Harold has decided to walk to visit Queenie. The fact that he is wearing boat shoes, did not bring his mobile phone, and, most importantly, that Queenie lives 500 miles to the North do not change his decision. Soon Harold is off on a trip across the British Isles.
Harold’s journey begins as a solitary reflection. We read about Harold’s life and with Harold revisit his memories of a time when life held so much promise. When his wife looked at him with love, as if he were seven feet tall. A time when his son and he had a relationship unlike now when, though his wife still talks to his son, Harold has not seen him in years.
The people Harold meets on his trip are a varied lot. One thing soon becomes apparent to him however, he is giving people an opportunity to consider their own lives. Often when they seek him out he finds himself serving as a sounding board, one that does not judge but only attempts to understand and reassure.
Harold learns that we are all broken in some way, In a stunning passage that I will quote heavily below we see all the people Harold meets.
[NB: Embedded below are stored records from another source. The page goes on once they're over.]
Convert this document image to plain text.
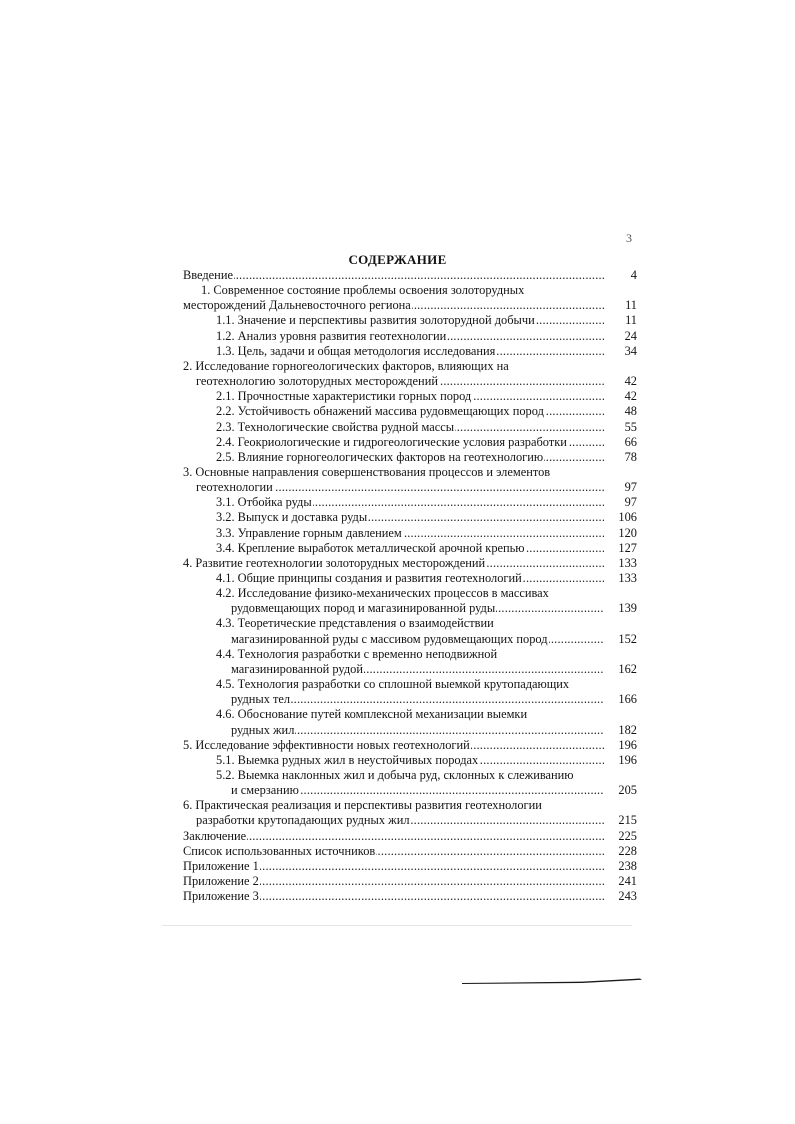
3
СОДЕРЖАНИЕ
Введение .....	4
1. Современное состояние проблемы освоения золоторудных
месторождений Дальневосточного региона .....	11
1.1. Значение и перспективы развития золоторудной добычи .....	11
1.2. Анализ уровня развития геотехнологии .....	24
1.3. Цель, задачи и общая методология исследования .....	34
2. Исследование горногеологических факторов, влияющих на
геотехнологию золоторудных месторождений .....	42
2.1. Прочностные характеристики горных пород .....	42
2.2. Устойчивость обнажений массива рудовмещающих пород .....	48
2.3. Технологические свойства рудной массы .....	55
2.4. Геокриологические и гидрогеологические условия разработки .....	66
2.5. Влияние горногеологических факторов на геотехнологию .....	78
3. Основные направления совершенствования процессов и элементов
геотехнологии .....	97
3.1. Отбойка руды .....	97
3.2. Выпуск и доставка руды .....	106
3.3. Управление горным давлением .....	120
3.4. Крепление выработок металлической арочной крепью .....	127
4. Развитие геотехнологии золоторудных месторождений .....	133
4.1. Общие принципы создания и развития геотехнологий .....	133
4.2. Исследование физико-механических процессов в массивах
рудовмещающих пород и магазинированной руды .....	139
4.3. Теоретические представления о взаимодействии
магазинированной руды с массивом рудовмещающих пород .....	152
4.4. Технология разработки с временно неподвижной
магазинированной рудой .....	162
4.5. Технология разработки со сплошной выемкой крутопадающих
рудных тел .....	166
4.6. Обоснование путей комплексной механизации выемки
рудных жил .....	182
5. Исследование эффективности новых геотехнологий .....	196
5.1. Выемка рудных жил в неустойчивых породах .....	196
5.2. Выемка наклонных жил и добыча руд, склонных к слеживанию
и смерзанию .....	205
6. Практическая реализация и перспективы развития геотехнологии
разработки крутопадающих рудных жил .....	215
Заключение .....	225
Список использованных источников .....	228
Приложение 1 .....	238
Приложение 2 .....	241
Приложение 3 .....	243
Though he is himself not a man of faith, he wishes he could but he has never been able to believe, he begins to serve an almost religious purpose to these strangers who he meets. In a long passage we read that:
” Harold passed office workers, dog walkers, shoppers, children going to school, mothers and buggies, and hikers like himself, as well as several tourist parties. He met a tax inspector who was a Druid and had not worn a pair of shoes in ten years. He talked with a young woman on the trail of her real father, a priest who confessed to tweeting during mass, as well as several people in training for a marathon, and an Italian man with a singing parrot. He spent an afternoon with a white witch from Glastonbury, a homeless man who had drunk away his house, as well as four bikers looking for the M5, and a mother of six who confided she had no idea life could be so solitary. Harold walked with the strangers and listened. He judged no one, although as the days wore on, and time and places began to melt, he couldn’t remember if the tax inspector had no shoes or had a parrot on his shoulder. It no longer mattered. He had learned that it was the smallness of people that filled him with wonder and tenderness, and the loneliness of that too.The world was filled with people putting one foot in front of the other; and a life might appear ordinary simply because the person living it had been doing so for a long time. Harold could no longer pass a stranger without a knowledge and a truth that everyone was the same, and also unique, and that his was the dilemma of being human.”
This introverted retiree in Great Britain becomes, in his way, a symbol for the times. A man trying to reconcile what his life should have been and what it became with what it is right now. A man like all of us who has experienced joy and disappointment though not perhaps in the quantities he would have liked. As Harold stumbles and picks himself up, as he provides solace to others while doubting his own abilities, he is a person we can both admire and feel sorry for. That, in itself, makes him a character of rareness.
This became for me the book of the moment. I cared about Harold. I even cared about his shrewish wife, who, once we learned of her inner trials and tribulations, becomes a character to understand and sympathize with.. In the end perhaps that is the lesson of the book. No one is all anything, not good or bad. Easy characterizations are just that. They are not often truthful ones.
With The Unlikely Pilgrimage of Harold Fry the author has written a book of fiction with the rare ability to make one care, to make one think, and to mostly wish these people truly existed. The truth is they do. We all know a Harold Fry.